Callister has finally sorted out the situation with the British authorities, and an embassy protection team arrive at Carly's location. Before they can leave, Cooper, his assistant Hannah, and three bodyguards arrive and shoot Stacey and kill the protection team. Cooper finds Carly and explains that he is her grandfather and loves her dearly. Thomas arrives, kills the bodyguards, and is surprised to find Bishop. The two have another brutal fight, ending when Thomas kicks Bishop onto a pickaxe, finally killing him.

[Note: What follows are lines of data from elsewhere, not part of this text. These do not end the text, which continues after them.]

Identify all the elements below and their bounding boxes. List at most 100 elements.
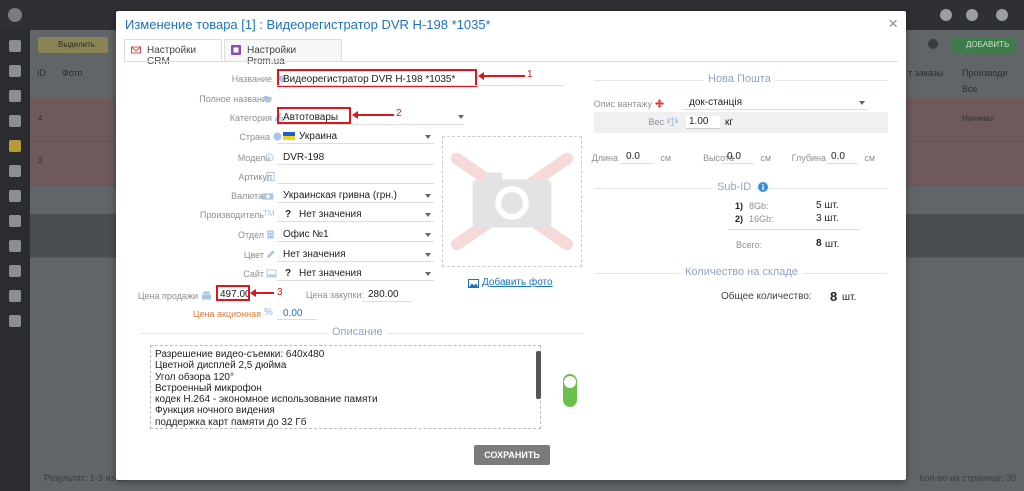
nova-poshta-title: Нова Пошта bbox=[704, 73, 775, 85]
messages-icon[interactable] bbox=[966, 9, 978, 21]
description-scrollbar[interactable] bbox=[536, 351, 541, 399]
category-label: Категория bbox=[229, 113, 272, 123]
field-underline bbox=[682, 109, 868, 110]
info-icon[interactable] bbox=[758, 182, 768, 192]
purchase-price-label: Цена закупки: bbox=[305, 290, 364, 300]
purchase-price-input[interactable]: 280.00 bbox=[368, 289, 399, 300]
manufacturer-select[interactable]: Нет значения bbox=[299, 209, 362, 220]
column-header-orders[interactable]: т заказы bbox=[908, 68, 943, 78]
department-select[interactable]: Офис №1 bbox=[283, 229, 329, 240]
model-input[interactable]: DVR-198 bbox=[283, 152, 324, 163]
truck-icon[interactable] bbox=[9, 165, 21, 177]
notifications-icon[interactable] bbox=[940, 9, 952, 21]
country-select[interactable]: Украина bbox=[299, 131, 337, 142]
description-line: Цветной дисплей 2,5 дюйма bbox=[155, 360, 287, 372]
promo-price-input[interactable]: 0.00 bbox=[283, 308, 302, 319]
add-button[interactable]: ДОБАВИТЬ bbox=[952, 37, 1016, 53]
user-avatar[interactable] bbox=[996, 9, 1008, 21]
power-icon[interactable] bbox=[9, 315, 21, 327]
close-icon[interactable]: × bbox=[888, 14, 898, 34]
stock-total-label: Общее количество: bbox=[721, 291, 812, 302]
currency-select[interactable]: Украинская гривна (грн.) bbox=[283, 190, 397, 201]
field-underline bbox=[826, 163, 858, 164]
depth-input[interactable]: 0.0 bbox=[831, 151, 845, 162]
sub-id-total-value: 8 bbox=[816, 238, 822, 249]
country-label: Страна bbox=[239, 132, 270, 142]
save-button[interactable]: СОХРАНИТЬ bbox=[474, 445, 550, 465]
annotation-arrow bbox=[352, 111, 394, 119]
name-label: Название bbox=[231, 74, 272, 84]
ukraine-flag-icon bbox=[283, 132, 295, 140]
diamond-icon[interactable] bbox=[9, 290, 21, 302]
registered-icon: R bbox=[265, 153, 274, 162]
tab-label: Настройки Prom.ua bbox=[247, 45, 297, 67]
pagination-summary: Результат: 1-3 из 3 bbox=[44, 473, 123, 483]
money-icon[interactable] bbox=[9, 265, 21, 277]
megaphone-icon[interactable] bbox=[9, 190, 21, 202]
sub-id-index: 2) bbox=[735, 214, 744, 224]
length-input[interactable]: 0.0 bbox=[626, 151, 640, 162]
description-line: Функция ночного видения bbox=[155, 405, 275, 417]
currency-label: Валюта bbox=[231, 191, 263, 201]
menu-icon[interactable] bbox=[9, 65, 21, 77]
manufacturer-filter[interactable]: Все bbox=[962, 84, 978, 94]
column-header-manufacturer[interactable]: Производи bbox=[962, 68, 1007, 78]
column-header-photo[interactable]: Фото bbox=[62, 68, 83, 78]
department-label: Отдел bbox=[237, 230, 264, 240]
description-line: поддержка карт памяти до 32 Гб bbox=[155, 416, 307, 428]
unknown-icon: ? bbox=[285, 268, 292, 279]
bank-icon[interactable] bbox=[9, 115, 21, 127]
color-select[interactable]: Нет значения bbox=[283, 249, 346, 260]
images-icon bbox=[266, 269, 277, 278]
column-header-id[interactable]: ID bbox=[37, 68, 46, 78]
cargo-select[interactable]: док-станція bbox=[689, 97, 742, 108]
stock-total-unit: шт. bbox=[842, 292, 857, 303]
filter-button[interactable]: Выделить bbox=[38, 37, 108, 53]
description-toggle[interactable] bbox=[563, 374, 577, 407]
chevron-down-icon[interactable] bbox=[458, 115, 464, 119]
chevron-down-icon[interactable] bbox=[425, 135, 431, 139]
monitor-icon[interactable] bbox=[9, 40, 21, 52]
description-textarea[interactable]: Разрешение видео-съемки: 640х480 Цветной… bbox=[150, 345, 541, 429]
tab-label: Настройки CRM bbox=[147, 45, 197, 67]
svg-text:R: R bbox=[268, 155, 271, 161]
users-icon[interactable] bbox=[9, 90, 21, 102]
box-icon[interactable] bbox=[9, 140, 21, 152]
app-logo-icon bbox=[8, 8, 22, 22]
article-input[interactable] bbox=[277, 183, 434, 184]
photo-dropzone[interactable] bbox=[442, 136, 582, 267]
sliders-icon[interactable] bbox=[9, 240, 21, 252]
prom-tab-icon bbox=[231, 45, 241, 55]
row-number: 3 bbox=[38, 156, 43, 165]
height-unit: см bbox=[760, 153, 771, 163]
sub-id-qty: 5 шт. bbox=[816, 200, 839, 211]
annotation-number: 3 bbox=[277, 287, 283, 298]
globe-icon bbox=[273, 132, 282, 141]
image-icon bbox=[468, 279, 479, 288]
gear-icon[interactable] bbox=[928, 39, 938, 49]
add-photo-link[interactable]: Добавить фото bbox=[482, 277, 553, 288]
site-select[interactable]: Нет значения bbox=[299, 268, 362, 279]
crm-tab-icon bbox=[131, 46, 141, 54]
tab-crm-settings[interactable]: Настройки CRM bbox=[124, 39, 222, 67]
tag-icon bbox=[263, 95, 272, 104]
chevron-down-icon[interactable] bbox=[859, 101, 865, 105]
weight-row: Вес 1.00 кг bbox=[594, 112, 888, 133]
color-label: Цвет bbox=[243, 250, 264, 260]
chevron-down-icon[interactable] bbox=[425, 253, 431, 257]
weight-input[interactable]: 1.00 bbox=[686, 116, 720, 129]
chevron-down-icon[interactable] bbox=[425, 213, 431, 217]
chevron-down-icon[interactable] bbox=[425, 233, 431, 237]
page-size-selector[interactable]: Кол-во на странице: 30 bbox=[919, 473, 1016, 483]
chevron-down-icon[interactable] bbox=[425, 194, 431, 198]
tab-prom-settings[interactable]: Настройки Prom.ua bbox=[224, 39, 342, 67]
field-underline bbox=[277, 261, 434, 262]
edit-product-modal: Изменение товара [1] : Видеорегистратор … bbox=[116, 11, 906, 480]
cargo-label: Опис вантажу bbox=[593, 99, 652, 109]
height-input[interactable]: 0.0 bbox=[727, 151, 741, 162]
chevron-down-icon[interactable] bbox=[425, 272, 431, 276]
field-underline bbox=[277, 280, 434, 281]
modal-title: Изменение товара [1] : Видеорегистратор … bbox=[125, 17, 491, 32]
bar-chart-icon[interactable] bbox=[9, 215, 21, 227]
money-icon bbox=[262, 193, 274, 200]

Thomas enters the house, kills Hannah and Cooper, and finally has Carly safely back in his arms.

==Cast==
- Scott Adkins as Thomas McKenzie / Martin Parker
- Wade Barrett as George "Bishop" Edwards
- Daniel Caltagirone as Ray Monroe
- James Cosmo as Charles Cooper
- Mem Ferda as Giordani
- Ty Glaser as Stacey
- Olivia Mace as Hannah
- Renee Castle as Gail Callister
- Lily Ann Harland-Stubbs as Carly
- Stephen Marcus as George
- Bruce Johnson as Agent Reid
- Sean Cronin as Big Boss Man

==Home media==
Eliminators was released direct-to-video on Digital HD, Blu-ray, DVD, and On Demand on 6 December 2016, from Universal Pictures Home Entertainment.

==Reception==
===Critical response===
According to critic aggregation site Rotten Tomatoes, it has a score of 35% with the critical consensus of; "Eliminators boasts a shaky plot and terrible dialogue, but the fights - including a scrap inside one of the gondolas on the Thames cable car - are brawny enough to keep fans of the genre satisfied."